- The expansion of agriculture has shaped the recent evolutionary history of a specialized squash pollinator. The genetic diversity of an insect crop pollinator has been affected by the fact that it pollinates a crop.
- Native pollinators improve the quality and market value of common bean. The diversity of native insect crop pollinators affects the value of the crop they pollinate.
- A global approach for natural history museum collections. Basically amounts to “ask curators what they have.” Including presumably specimens of insect pollinators. We’ve been doing this for PGRFA for quite a while now, one way or another. Back to mainly plants next week, hopefully, but let’s keep going with animals for now, and let’s see what more we can learn.
- A 12% switch from monogastric to ruminant livestock production can reduce emissions and boost crop production for 525 million people. Ruminants are not all bad after all.
- Permafrost preservation reveals proteomic evidence for yak milk consumption in the 13th century. The Mongols thought this particular ruminant was just great.
- The self-management organization as a way for the in situ conservation of native poultry genetic resources. In response to the promotion of exotic commercial poultry breeds, women’s groups in Mexico have got together and developed rules to protect native hens. Please let not these be among the 12% of monogastrics that get replaced by yaks.
- Increasing the number of stressors reduces soil ecosystem services worldwide. It’s the number of different stressors, more than their aggregate strength, that most affects how badly soils are stressed. Goes for me too, to be honest.
- Elephants as an animal model for self-domestication. I’ll believe it when elephants domesticate yaks.
Showcasing potato diversity
Great to see the International Potato Centre (CIP)…
…and its genebank…
…highlighted in the Frietmuseum in Bruges.
And yes, those accessions are in Genesys.
Genebanks as force multipliers
The Center on Global Food and Agriculture has a report out called “Defining the Path to Zero Hunger in an Equitable World” which basically tries to add humanitarian assistance to the old food-climate-biodiversity nexus. Crop diversity is nowhere to be found among the “catalyzing ideas,” alas. However, one of those ideas is investing in “force multipliers,” and one of those multipliers is agricultural research and development. So I guess there’s an opening there for genebanks. But why do they have to be such a hard sell?
Ah but wait, I see other catalyzing ideas are “get the word out” and “articulate what we want.” Roger that.
Brainfood: 100 plant science questions, Biodiversity data, Cropland expansion double, CC & yields, Crop diversity & stability, Nutritious crops double, Feminist markets
- One hundred important questions facing plant science: an international perspective. How do we leverage existing genetic diversity to create climate-resilient crops? is only number 3 you say?

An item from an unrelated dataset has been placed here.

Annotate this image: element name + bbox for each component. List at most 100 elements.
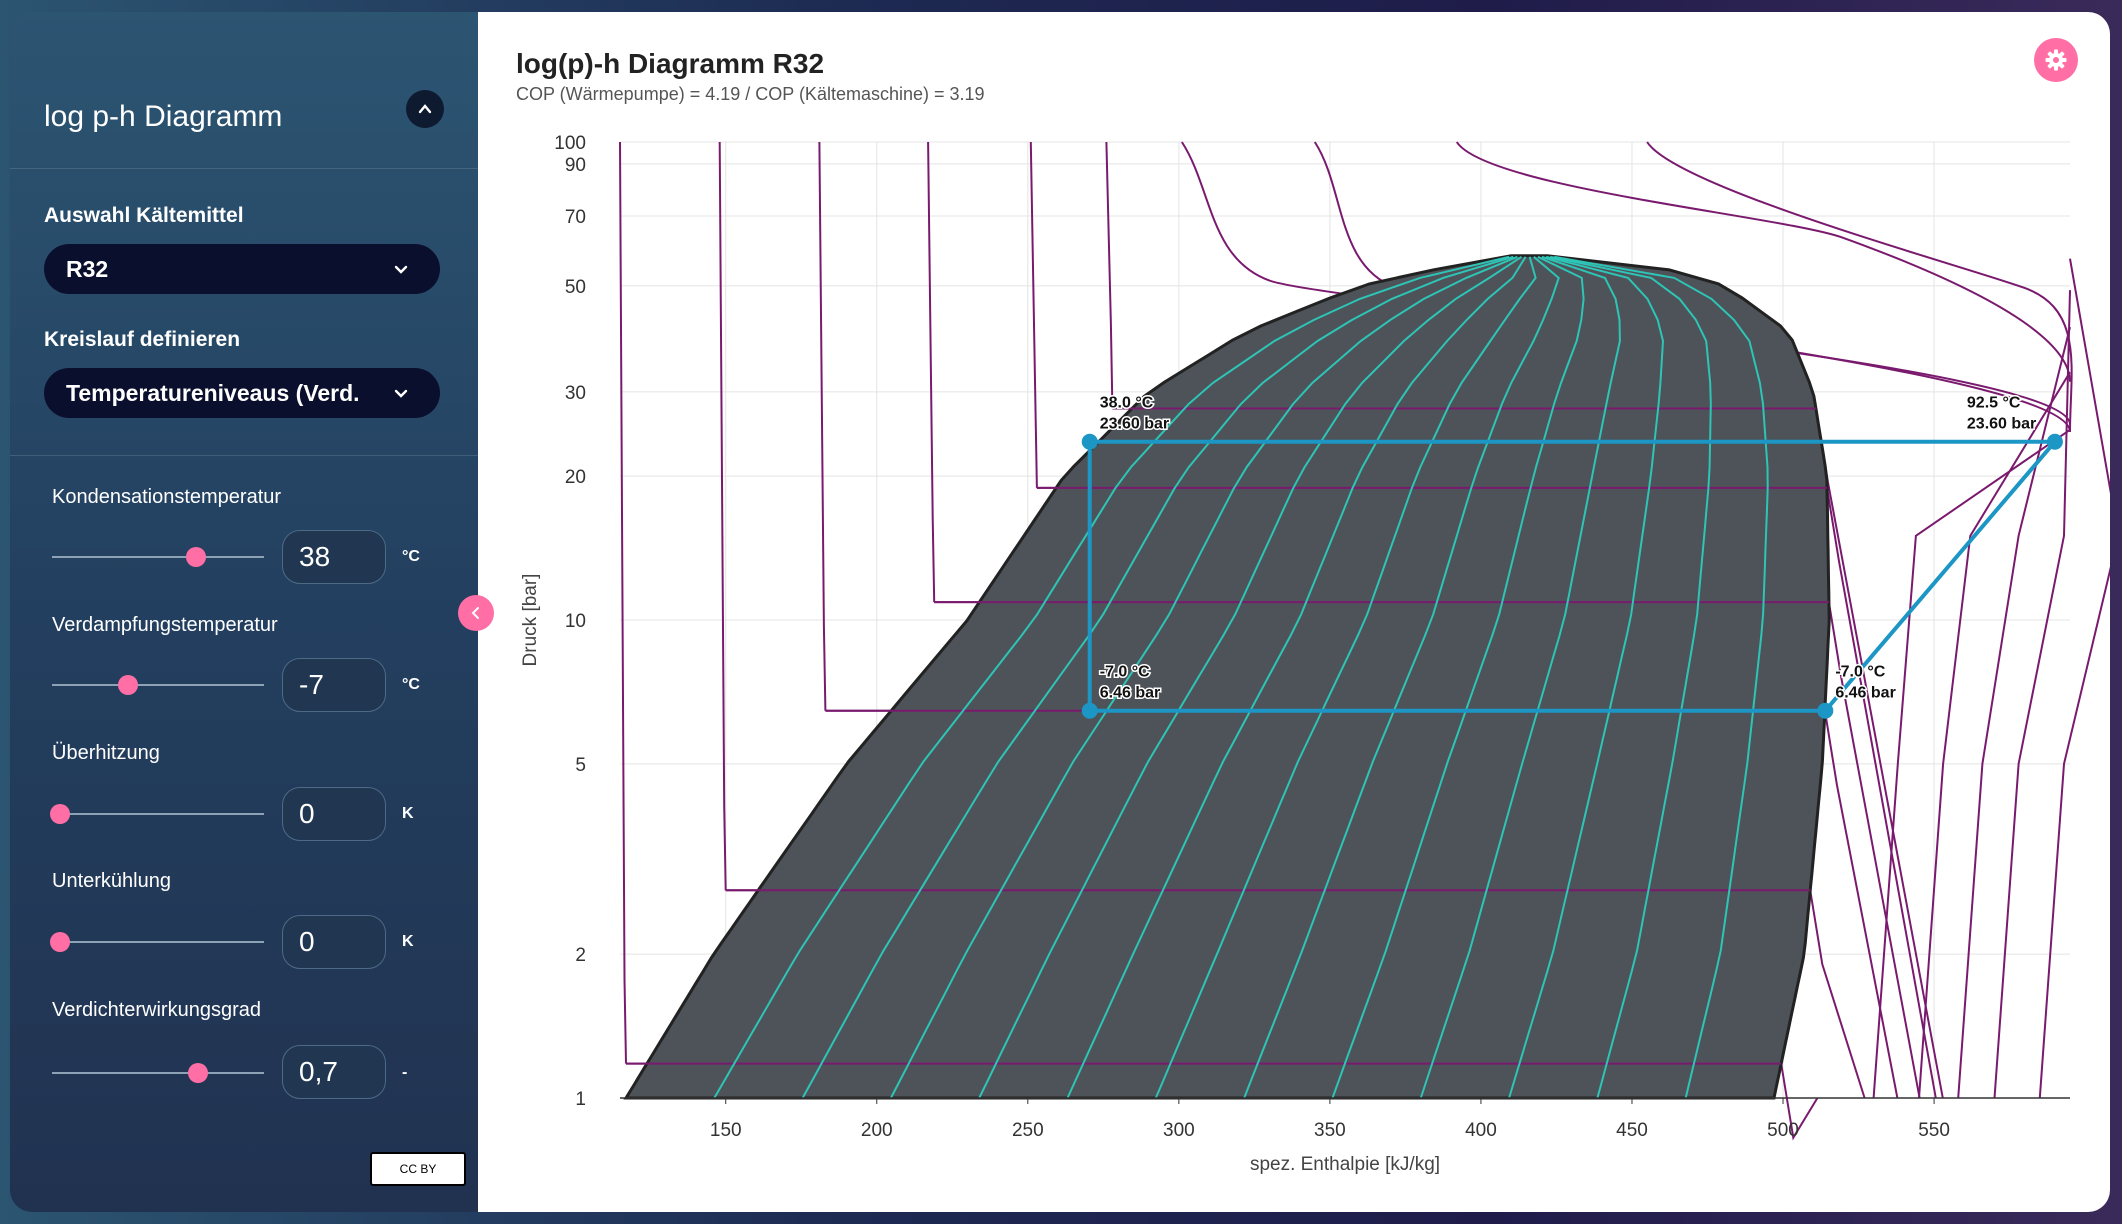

I’ll take it. And in fact that broad question gets deconstructed in questions 36-71. Now, let’s see how today’s haul of papers relates to that, shall we?
- A strategy for the next decade to address data deficiency in neglected biodiversity. Well, yeah, easy one, clearly you need data to conserve the crop wild relatives that could help you breed those climate-resilient crops.
- Post-2020 biodiversity framework challenged by cropland expansion in protected areas. Apart from anything else, that data would tell you which CWR in protected areas are threatened with cropland expansion, and said CWR could help you with breeding crops that could limit cropland expansion by increasing production on existing cropland. Could, could, could…
- Global Maps of Agricultural Expansion Potential at a 300 m Resolution. That cropland expansion might do less damage in some places than others. Still with me?
- Increased probability of hot and dry weather extremes during the growing season threatens global crop yields. Right, that’s why those CWR might come in useful. Assuming you can still find them with all that cropland expansion.
- Divergent impacts of crop diversity on caloric and economic yield stability. At the state level within the USA, crop species diversity is positively associated with yield stability when yield is measured in $ but negatively when measured in calories. Now do it for genetic diversity.
- Role of staple cereals in human nutrition: Separating the wheat from the chaff in the infodemics age. The benefits of those climate-resilient, more nutritious crops need to be better communicated.
- Simple solutions for complex problems? What is missing in agriculture for nutrition interventions. What does nutritious mean anyway?
- “Whose demand?” The co-construction of markets, demand and gender in development-oriented crop breeding. Who is it that wants those climate-resilient, nutritious crops anyway?
- Take-home message: leveraging existing genetic diversity to create climate-resilient crops might be the easy part.
How Native Americans got their horses
You know how you read in history textbooks that the Native Americans of the Great Plains got hold of horses from retreating Spanish colonists after the Pueblo Revolt of 1680? And you know how Native Americans have been saying that’s not what they think happened? That they in fact got their horses long before that? You know how rare it is that a scientific paper involving museum specimens and DNA includes Indigenous authors? And that said paper overturns a mainstream historical narrative and is then splashed all over the mainstream media? Very rare, that’s how rare.